SAN FRANCISCO, CA- The semiconductor industry can look forward to a bright future in the short-to-medium term, driven by new consumer applications, a robust economy, and the continued transition to 300mm wafers, according to panelists at the annual SEMICON West press conference, held July 10.
According to SEMI’s 2006 Mid-Year Consensus Forecast, the semiconductor equipment market in 2006 is expected to grow by 18% to $38.8 billion and should reach $44 billion by 2009. Stan Myers, president and CEO of SEMI, pointed out that in only six years the industry has almost recovered to the peak revenues recorded in the dot-com year of 2000. Combined equipment and materials revenues in 2006 will reach a forecasted $73 billion, compared with $75 billion in 2000.
“Favorable economic conditions, increased demand for semiconductor devices and stable inventory levels have stimulated capital investment by the world’s chip makers in the first half of the year,” Myers said. “SEMI members anticipate strong sales of chip manufacturing equipment in 2006. Furthermore, they anticipate less dramatic fluctuations in future cycles consistent with end-market growth and long term diversification trends in consumer electronics.”
The SEMI Mid-Year Consensus Forecast indicates that the wafer processing equipment segment will experience the most significant level of growth this year at an estimated 20 percent to $27.4 billion. Survey respondents anticipate that the market for assembly and packaging equipment will grow 11.6 percent to $2.4 billion in 2006. The market for equipment to test semiconductors is expected to grow about 14 percent to $6 billion this year.
As has been the case in recent years in both the optoelectronics and semiconductor industries, consumer electronics are driving growth. Consumers account for about 53% of semiconductor growth today, so the chip industry is more aligned with the overall economy, according to George Scalise, president of the Semiconductor Industry Assocation. If the economy continues to grow at 3% to 4% as it has, that will drive about 12% annual chip growth, he explained.
Richard Wallace, CEO of KLA Tencor, said memory makers were about half way through the transition from 200mm to 300mm wafers and that trend will drive growth in the equipment market. Another positive factor is the upward revision of the Semiconductor Industry Association forecast for global semiconductor sales. Last month the SIA raised its 2006 forecast from 7.9% to 9.8%.
However, questions have been raised about the impact of higher energy costs and inflation on consumer spending. Despite these concerns, the current demand for semiconductors remains solid, according to panel members.
Against the backdrop of a growing market, however, some panelists voiced concerns about issues of competitiveness.
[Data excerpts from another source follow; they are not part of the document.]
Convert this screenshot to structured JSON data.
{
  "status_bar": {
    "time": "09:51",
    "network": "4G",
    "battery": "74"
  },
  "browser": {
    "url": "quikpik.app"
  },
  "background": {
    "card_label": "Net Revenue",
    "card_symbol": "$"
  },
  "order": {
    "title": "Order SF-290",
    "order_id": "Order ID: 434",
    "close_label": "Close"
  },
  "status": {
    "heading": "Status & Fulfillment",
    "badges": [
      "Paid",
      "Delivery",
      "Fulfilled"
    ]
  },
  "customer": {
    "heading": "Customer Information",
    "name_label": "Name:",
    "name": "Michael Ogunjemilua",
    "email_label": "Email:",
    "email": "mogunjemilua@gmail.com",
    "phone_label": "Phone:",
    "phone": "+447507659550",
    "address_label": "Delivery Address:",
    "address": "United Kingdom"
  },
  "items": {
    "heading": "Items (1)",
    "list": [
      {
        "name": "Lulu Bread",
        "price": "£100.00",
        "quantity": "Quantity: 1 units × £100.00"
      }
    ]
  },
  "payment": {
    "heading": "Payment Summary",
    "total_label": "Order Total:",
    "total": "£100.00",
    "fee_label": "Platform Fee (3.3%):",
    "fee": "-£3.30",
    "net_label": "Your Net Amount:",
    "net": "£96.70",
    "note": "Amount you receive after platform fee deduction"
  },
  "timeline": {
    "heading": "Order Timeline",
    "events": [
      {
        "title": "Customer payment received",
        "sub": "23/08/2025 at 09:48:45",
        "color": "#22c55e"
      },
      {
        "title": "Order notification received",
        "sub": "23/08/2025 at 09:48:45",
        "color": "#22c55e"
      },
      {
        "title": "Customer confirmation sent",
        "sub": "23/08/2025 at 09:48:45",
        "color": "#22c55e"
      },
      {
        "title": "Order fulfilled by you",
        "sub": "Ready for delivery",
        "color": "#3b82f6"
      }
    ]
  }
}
The U.S. share of global leading edge IC capacity has declined from 35% to 15%, according to Scalise. “If we don’t do some of the right things [soon], it could slip from our grasp,” he said.
Bronson said he is concerned that competitiveness was being eroded by the expiration of the R&D tax credit, continued intellectual property violations, and the cost of implementing Sarbanes-Oxley accounting rules.
“Intellectual property protection is very important for companies to be inventive,” said Bronson. “IP, in our view, is being compromised all over the globe and we [as a country] are not doing a heck of a lot about it.”
Bronson also railed against the Sarbanes Oxley legislation, which he said has put a lot of companies at a competitive disadvantage, especially smaller ones. “They are spending millions in compliance costs while their foreign competition is spending it on R&D,” he said.
David Miller, vice president and general manager of DuPont Electronic Technologies, believes that the high cost of R&D will result in the creation of more consortia and further consolidation, especially in the materials industry. Funding advanced materials R&D is getting increasingly difficult for small players, especially those that cannot leverage the cost across many product lines, he said.